3 Dangers in the Way We Treat Wounds Today

Wound care is a challenging specialty in healthcare. Too often, caregivers do not get the results they are looking for. It’s often not for a lack of effort but a lack of process.
As a nurse, I’ve seen it all. Patients not showing up for appointments. A lack of materials making it impossible to deliver consistent results. Patients being seen by clinicians who aren’t trained to treat complex wounds. Finally, patients being treated for 8 to 10 months and still ending up admitted to the hospital or facing an amputation.
These are all major factors in the current status of wound care. The bottom line—we spend too much on lackluster outcomes. Health plans (and their members) are not receiving value from the current system. Furthermore, let’s look at three dangers in the way we treat wounds today.
Patients are forced to go to too many places to receive care
We are seeing that health plan members, on average, go to six or more different locations for their wound treatment. In some cases, we’ve seen that number balloon to 12. As you would expect with such a varied treatment plan, wound healing takes longer, costs more and ends with poor results—in many cases amputation.

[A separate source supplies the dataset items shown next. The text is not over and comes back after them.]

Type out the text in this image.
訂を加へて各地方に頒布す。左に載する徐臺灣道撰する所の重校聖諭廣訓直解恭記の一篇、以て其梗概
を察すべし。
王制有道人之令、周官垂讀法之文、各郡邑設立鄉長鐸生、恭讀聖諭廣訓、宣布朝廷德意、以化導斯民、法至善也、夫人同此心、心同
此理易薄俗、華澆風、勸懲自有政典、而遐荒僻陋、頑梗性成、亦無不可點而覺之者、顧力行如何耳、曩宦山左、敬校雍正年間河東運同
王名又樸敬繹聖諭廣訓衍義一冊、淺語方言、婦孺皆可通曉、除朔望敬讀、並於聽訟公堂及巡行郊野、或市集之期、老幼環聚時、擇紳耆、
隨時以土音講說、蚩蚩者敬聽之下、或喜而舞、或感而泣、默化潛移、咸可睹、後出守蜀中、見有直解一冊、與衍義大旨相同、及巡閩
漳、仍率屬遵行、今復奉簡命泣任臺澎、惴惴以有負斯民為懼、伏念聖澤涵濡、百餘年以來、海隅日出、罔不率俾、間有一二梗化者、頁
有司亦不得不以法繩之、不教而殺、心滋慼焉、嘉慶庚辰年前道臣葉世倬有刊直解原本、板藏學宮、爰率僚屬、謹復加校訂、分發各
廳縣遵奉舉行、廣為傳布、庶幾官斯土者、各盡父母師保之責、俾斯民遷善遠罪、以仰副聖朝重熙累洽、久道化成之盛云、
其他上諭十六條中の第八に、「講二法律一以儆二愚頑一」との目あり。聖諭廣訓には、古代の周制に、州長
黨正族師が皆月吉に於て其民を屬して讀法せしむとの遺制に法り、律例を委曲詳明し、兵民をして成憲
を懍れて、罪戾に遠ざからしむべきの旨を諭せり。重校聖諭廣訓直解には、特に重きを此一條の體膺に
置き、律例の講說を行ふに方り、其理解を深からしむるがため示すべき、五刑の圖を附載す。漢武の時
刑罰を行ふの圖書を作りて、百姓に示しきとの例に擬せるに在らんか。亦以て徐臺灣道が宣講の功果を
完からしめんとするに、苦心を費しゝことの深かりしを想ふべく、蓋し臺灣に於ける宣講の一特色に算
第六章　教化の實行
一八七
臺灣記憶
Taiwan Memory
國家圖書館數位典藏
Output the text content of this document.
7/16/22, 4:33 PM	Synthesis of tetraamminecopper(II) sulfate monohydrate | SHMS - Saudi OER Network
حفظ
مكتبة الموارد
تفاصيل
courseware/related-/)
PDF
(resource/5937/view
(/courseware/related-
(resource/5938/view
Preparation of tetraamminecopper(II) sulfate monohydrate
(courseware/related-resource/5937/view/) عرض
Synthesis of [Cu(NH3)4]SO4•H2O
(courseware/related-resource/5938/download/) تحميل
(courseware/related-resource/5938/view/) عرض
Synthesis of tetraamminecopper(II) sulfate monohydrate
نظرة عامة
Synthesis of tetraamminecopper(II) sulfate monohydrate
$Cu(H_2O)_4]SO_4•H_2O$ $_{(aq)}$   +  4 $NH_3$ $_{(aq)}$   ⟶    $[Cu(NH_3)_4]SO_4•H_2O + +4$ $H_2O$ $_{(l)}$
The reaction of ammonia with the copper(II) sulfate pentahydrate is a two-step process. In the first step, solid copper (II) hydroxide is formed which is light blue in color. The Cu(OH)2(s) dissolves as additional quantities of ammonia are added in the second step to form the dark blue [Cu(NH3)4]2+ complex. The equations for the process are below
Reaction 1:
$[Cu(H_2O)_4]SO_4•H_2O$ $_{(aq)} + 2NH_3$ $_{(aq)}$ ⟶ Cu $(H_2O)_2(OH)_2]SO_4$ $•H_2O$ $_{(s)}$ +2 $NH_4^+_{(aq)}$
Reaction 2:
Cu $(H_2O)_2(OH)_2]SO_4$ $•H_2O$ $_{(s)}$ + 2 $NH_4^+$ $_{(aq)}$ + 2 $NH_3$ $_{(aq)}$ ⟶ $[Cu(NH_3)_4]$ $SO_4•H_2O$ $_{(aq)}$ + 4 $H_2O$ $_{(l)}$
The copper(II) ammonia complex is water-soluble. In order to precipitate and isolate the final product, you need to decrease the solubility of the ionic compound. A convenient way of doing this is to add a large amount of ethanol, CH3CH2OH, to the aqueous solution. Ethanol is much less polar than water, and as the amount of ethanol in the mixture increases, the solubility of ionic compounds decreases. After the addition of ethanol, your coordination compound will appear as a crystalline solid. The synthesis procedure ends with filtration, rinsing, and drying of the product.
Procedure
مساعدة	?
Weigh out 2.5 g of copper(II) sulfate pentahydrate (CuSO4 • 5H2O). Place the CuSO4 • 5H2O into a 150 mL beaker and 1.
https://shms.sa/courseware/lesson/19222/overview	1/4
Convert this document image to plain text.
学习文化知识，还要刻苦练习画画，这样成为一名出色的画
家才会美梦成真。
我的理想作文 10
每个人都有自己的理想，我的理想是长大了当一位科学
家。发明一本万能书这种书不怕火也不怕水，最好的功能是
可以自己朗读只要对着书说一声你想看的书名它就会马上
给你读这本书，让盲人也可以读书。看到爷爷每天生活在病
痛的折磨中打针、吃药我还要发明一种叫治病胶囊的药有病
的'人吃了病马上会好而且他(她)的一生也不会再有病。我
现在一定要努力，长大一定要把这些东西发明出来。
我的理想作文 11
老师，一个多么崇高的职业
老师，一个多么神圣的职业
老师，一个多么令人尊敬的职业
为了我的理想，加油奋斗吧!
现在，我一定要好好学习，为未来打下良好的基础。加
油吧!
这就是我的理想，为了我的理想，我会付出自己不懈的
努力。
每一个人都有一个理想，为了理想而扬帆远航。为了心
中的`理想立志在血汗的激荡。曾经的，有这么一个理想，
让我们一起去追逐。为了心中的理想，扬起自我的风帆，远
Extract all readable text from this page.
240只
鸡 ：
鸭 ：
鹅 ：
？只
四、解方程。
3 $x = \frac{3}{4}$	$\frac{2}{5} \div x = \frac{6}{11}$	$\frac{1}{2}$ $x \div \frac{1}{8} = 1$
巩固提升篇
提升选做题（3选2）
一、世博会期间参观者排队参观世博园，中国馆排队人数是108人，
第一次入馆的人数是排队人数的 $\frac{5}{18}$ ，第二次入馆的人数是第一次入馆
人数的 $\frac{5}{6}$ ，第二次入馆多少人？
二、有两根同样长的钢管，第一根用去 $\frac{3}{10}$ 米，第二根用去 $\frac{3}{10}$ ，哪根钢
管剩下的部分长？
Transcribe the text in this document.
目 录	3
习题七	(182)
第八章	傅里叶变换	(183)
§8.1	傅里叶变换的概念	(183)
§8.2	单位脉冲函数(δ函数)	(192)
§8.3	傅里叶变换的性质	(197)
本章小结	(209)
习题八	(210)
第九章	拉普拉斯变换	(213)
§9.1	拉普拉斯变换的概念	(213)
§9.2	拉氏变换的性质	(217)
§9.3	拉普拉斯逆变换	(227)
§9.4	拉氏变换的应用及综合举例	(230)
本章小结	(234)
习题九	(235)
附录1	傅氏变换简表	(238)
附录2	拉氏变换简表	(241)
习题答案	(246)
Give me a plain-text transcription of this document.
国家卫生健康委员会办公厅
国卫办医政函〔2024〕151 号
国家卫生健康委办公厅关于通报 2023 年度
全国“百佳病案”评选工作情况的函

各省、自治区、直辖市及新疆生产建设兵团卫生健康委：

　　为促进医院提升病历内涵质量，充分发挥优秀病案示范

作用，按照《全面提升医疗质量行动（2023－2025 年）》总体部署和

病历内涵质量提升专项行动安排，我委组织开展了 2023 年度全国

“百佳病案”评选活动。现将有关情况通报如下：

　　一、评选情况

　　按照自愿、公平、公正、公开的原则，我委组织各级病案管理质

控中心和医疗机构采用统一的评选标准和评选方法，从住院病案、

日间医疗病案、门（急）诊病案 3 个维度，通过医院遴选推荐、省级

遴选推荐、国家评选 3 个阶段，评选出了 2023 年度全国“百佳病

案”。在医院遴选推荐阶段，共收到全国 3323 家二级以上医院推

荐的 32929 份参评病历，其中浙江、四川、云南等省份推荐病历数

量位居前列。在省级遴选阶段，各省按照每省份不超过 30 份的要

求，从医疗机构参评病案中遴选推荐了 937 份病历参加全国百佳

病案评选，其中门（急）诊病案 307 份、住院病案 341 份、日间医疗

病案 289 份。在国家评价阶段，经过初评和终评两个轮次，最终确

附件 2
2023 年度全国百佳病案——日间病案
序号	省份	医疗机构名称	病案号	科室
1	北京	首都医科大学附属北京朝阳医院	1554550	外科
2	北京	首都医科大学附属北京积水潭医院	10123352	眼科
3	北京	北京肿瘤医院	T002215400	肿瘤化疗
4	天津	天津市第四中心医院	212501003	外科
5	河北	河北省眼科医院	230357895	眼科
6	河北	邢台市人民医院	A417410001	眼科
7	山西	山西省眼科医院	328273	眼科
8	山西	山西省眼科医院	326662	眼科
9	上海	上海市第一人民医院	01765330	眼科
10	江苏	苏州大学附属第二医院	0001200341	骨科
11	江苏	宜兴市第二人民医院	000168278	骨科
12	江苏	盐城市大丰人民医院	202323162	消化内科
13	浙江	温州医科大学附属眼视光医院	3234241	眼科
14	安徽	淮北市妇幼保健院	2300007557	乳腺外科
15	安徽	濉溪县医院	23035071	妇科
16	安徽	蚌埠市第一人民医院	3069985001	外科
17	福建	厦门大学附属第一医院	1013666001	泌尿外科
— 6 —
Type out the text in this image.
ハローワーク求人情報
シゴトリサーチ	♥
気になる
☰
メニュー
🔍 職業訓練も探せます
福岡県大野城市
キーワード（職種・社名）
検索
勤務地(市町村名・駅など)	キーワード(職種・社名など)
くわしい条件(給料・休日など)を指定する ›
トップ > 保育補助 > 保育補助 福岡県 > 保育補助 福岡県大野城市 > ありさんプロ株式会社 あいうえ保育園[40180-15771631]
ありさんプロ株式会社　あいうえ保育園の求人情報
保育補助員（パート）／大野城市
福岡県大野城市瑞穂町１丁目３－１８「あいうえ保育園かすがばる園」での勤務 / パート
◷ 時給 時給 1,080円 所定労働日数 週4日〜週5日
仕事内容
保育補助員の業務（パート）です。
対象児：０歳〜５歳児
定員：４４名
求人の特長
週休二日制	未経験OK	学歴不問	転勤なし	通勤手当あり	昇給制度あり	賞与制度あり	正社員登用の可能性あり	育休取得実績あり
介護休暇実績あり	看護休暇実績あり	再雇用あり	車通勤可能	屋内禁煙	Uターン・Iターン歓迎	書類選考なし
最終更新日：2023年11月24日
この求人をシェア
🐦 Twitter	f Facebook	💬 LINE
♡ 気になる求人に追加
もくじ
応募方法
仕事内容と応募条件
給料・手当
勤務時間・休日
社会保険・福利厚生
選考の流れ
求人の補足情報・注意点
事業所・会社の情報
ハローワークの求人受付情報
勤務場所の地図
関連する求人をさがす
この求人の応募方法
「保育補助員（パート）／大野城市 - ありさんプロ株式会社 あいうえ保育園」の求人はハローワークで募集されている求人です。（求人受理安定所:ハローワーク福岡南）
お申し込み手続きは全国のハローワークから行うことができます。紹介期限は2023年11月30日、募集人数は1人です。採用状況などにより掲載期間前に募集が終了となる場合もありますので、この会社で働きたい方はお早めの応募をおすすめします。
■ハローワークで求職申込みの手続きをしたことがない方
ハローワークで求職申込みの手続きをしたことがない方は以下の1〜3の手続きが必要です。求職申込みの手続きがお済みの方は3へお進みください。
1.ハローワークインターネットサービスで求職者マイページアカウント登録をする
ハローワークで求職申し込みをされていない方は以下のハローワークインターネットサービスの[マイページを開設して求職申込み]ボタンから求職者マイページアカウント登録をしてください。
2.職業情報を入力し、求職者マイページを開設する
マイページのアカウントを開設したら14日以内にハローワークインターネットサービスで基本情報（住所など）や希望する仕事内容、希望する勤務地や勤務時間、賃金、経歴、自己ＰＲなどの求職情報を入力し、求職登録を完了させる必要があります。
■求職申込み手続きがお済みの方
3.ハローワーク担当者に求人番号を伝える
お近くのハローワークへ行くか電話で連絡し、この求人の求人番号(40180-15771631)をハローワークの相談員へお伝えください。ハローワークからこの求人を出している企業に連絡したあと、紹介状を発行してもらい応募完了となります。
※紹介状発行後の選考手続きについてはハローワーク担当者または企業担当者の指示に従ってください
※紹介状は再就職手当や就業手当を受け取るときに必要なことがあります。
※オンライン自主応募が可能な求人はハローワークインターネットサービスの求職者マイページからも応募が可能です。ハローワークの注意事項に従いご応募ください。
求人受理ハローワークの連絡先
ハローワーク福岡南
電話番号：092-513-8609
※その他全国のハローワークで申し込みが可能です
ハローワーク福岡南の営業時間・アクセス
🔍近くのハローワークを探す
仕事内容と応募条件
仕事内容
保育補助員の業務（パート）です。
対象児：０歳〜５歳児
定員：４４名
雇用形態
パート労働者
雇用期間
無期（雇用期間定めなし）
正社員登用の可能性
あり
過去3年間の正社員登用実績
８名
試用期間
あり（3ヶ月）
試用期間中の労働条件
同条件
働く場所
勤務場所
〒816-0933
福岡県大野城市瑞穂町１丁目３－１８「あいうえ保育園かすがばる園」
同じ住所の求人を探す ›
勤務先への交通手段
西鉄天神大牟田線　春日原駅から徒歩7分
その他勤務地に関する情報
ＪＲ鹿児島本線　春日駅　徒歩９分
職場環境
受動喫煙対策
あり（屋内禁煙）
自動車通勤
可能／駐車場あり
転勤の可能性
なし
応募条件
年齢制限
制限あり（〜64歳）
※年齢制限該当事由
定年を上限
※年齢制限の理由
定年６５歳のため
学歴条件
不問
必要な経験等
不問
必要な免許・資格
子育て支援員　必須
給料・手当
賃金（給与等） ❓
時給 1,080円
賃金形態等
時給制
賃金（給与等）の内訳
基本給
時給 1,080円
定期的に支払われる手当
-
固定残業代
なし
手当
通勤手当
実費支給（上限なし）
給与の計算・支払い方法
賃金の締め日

Receiving care should not be so difficult. We need to create a uniform process that brings care to patients where they are. That means delivering wound care in the home, ensuring patients do not miss appointments. Moreover, removing barriers to care doesn’t only improve outcomes. It also lowers costs by putting patients in a position to heal faster.
No incentive to heal wounds faster
As crazy as it is may be, wound care centers are not incentivized to heal patients with chronic wound faster. At its heart, the current payment model is broken. For a decade, we’ve talked about the need for greater population health initiatives that allow for less reliance on the fee-for-service model. Yet, we are still stuck with the same reimbursement structure that incentivizes actions not outcomes. This is true across the entire healthcare continuum and is extremely evident in wound care.
Additionally, the fee-for-service model is not good for health plans or patients. By creating a wound care program that is rooted in the effective and efficient treatment of wounds, we can lower costs for health plans while delivering better heal times for patients.
Infection rates are too high
Infection rates among chronic wound patients are too high. An alarming statistic—infection drives approximately 25% of the wound spend. We must do something to combat the ineffective care that leads to increased infection rates.
Looking at Medicare data, makes the problem all too clear:
- Nearly 15% of Medicare beneficiaries (8.2 million) had at least one type of wound or infection
- 50% Diabetic foot ulcers become infected
- 20% Diabetic foot ulcers infections require amputation, 80,000 per year
With new processes that lead to faster healing and reduced complications, we can significantly reduce infections, readmissions and amputations.
We could easily have gone further on this. There are more dangers and numerous process challenges that we need to solve. That’s why Esperta Health is reimagining the way we treat wounds by focusing on delivering consistent care to patients in their homes. Ultimately, the right care in the right place can make all the difference.